For years, the city of Chicago has run a giant budget deficit, primarily as a result of ballooning education sector pensions. If you live in the Windy City and watch House of Cards, you'll soon be helping to pick up the tab.
Starting in a few months, city residents who subscribe to online media streaming services like Netflix, Hulu, or Spotify, will be pitching in to help fill the city's budget hole. A related ruling will raise the cost of other online computing services, like Lexis Nexis. Basically, if it's a service that steadily connects your computer to an outside server, the tax hits it. Non-streaming downloads won't be subject to the tax.
Prices for those online services will go up 9 percent, thanks to the city's decision to expand its existing amusement tax, as well as a personal property lease transaction tax, according to the Chicago Tribune. Payments of the tax are due no later than September, but may begin even sooner.
Netflix appears to be passively accepting the new tax, at least for moment, and preparing to make it a regular part of the tab. "We will be adding it to the cost we charge subscribers," a spokesperson for the company told Ars Technica. "Jurisdictions around the world, including the US, are trying to figure out ways to tax online services. This is one approach."
City officials claim, somewhat absurdly, that the ruling isn't an expansion of the taxes. Rather, it's just a clarification of how those taxes work in order to make those taxes consistent across the board. ("The City's new rulings clarify the application of taxes to digital goods to ensure consistency and eliminate revenue gaps," a city spokesperson said in a statement to Ars and other outlets.) Conveniently enough for the city's overstretched budget, it's a clarification that's expected to raise an addition $12 million annually.

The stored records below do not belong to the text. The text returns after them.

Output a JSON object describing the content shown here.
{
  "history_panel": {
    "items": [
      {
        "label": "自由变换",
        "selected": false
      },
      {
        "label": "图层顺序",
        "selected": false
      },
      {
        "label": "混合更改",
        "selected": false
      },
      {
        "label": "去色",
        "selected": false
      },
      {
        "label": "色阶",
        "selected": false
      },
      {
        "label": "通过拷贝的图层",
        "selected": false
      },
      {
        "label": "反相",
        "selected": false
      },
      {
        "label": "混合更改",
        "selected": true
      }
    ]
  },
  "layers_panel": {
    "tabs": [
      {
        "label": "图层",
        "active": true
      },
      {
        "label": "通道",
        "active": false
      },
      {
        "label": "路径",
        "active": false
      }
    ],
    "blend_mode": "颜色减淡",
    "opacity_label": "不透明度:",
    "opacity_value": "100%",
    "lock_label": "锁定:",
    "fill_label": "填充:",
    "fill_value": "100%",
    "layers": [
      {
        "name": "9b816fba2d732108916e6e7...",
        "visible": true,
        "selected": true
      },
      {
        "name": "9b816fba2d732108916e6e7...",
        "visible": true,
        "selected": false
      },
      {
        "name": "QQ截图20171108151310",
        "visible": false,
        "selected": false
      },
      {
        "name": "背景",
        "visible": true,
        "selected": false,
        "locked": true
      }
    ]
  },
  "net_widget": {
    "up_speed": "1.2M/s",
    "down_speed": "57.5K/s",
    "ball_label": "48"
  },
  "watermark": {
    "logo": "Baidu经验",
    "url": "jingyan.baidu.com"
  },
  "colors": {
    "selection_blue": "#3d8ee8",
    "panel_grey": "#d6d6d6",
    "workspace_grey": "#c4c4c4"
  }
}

One potential worry this raises is that this sort of small-ball, intensely localized revenue-boosting gimmickry will become the norm across the country, which would inevitably create all sorts of legal and pricing headaches for Internet services, most of which aren't bound geographically. That, in turn, is likely to lead to businesses gaming the rules' boundaries. As Russell Brandom suggests at The Verge, the most plausible immediate "effect is simply moving servers outside of the city limits — and, where possible, the offices that use them."
In the meantime, however, there's already some question about whether the city is within its legal rights to expand—er, "clarify"—the taxes this way. Both Ars and The Verge point to a client alert post by lawyers at ReedSmith calling the twin rulings "staggering in their breadth" and suggesting that "both rulings run afoul of provisions in the Federal Telecommunications Act, the Internet Tax Freedom Act, and federal and Illinois constitutional limits on taxation." In other words, the city's latest desperate attempt to help paper over the huge problems that public pension obligations have caused its budget may be illegal as well as irritating.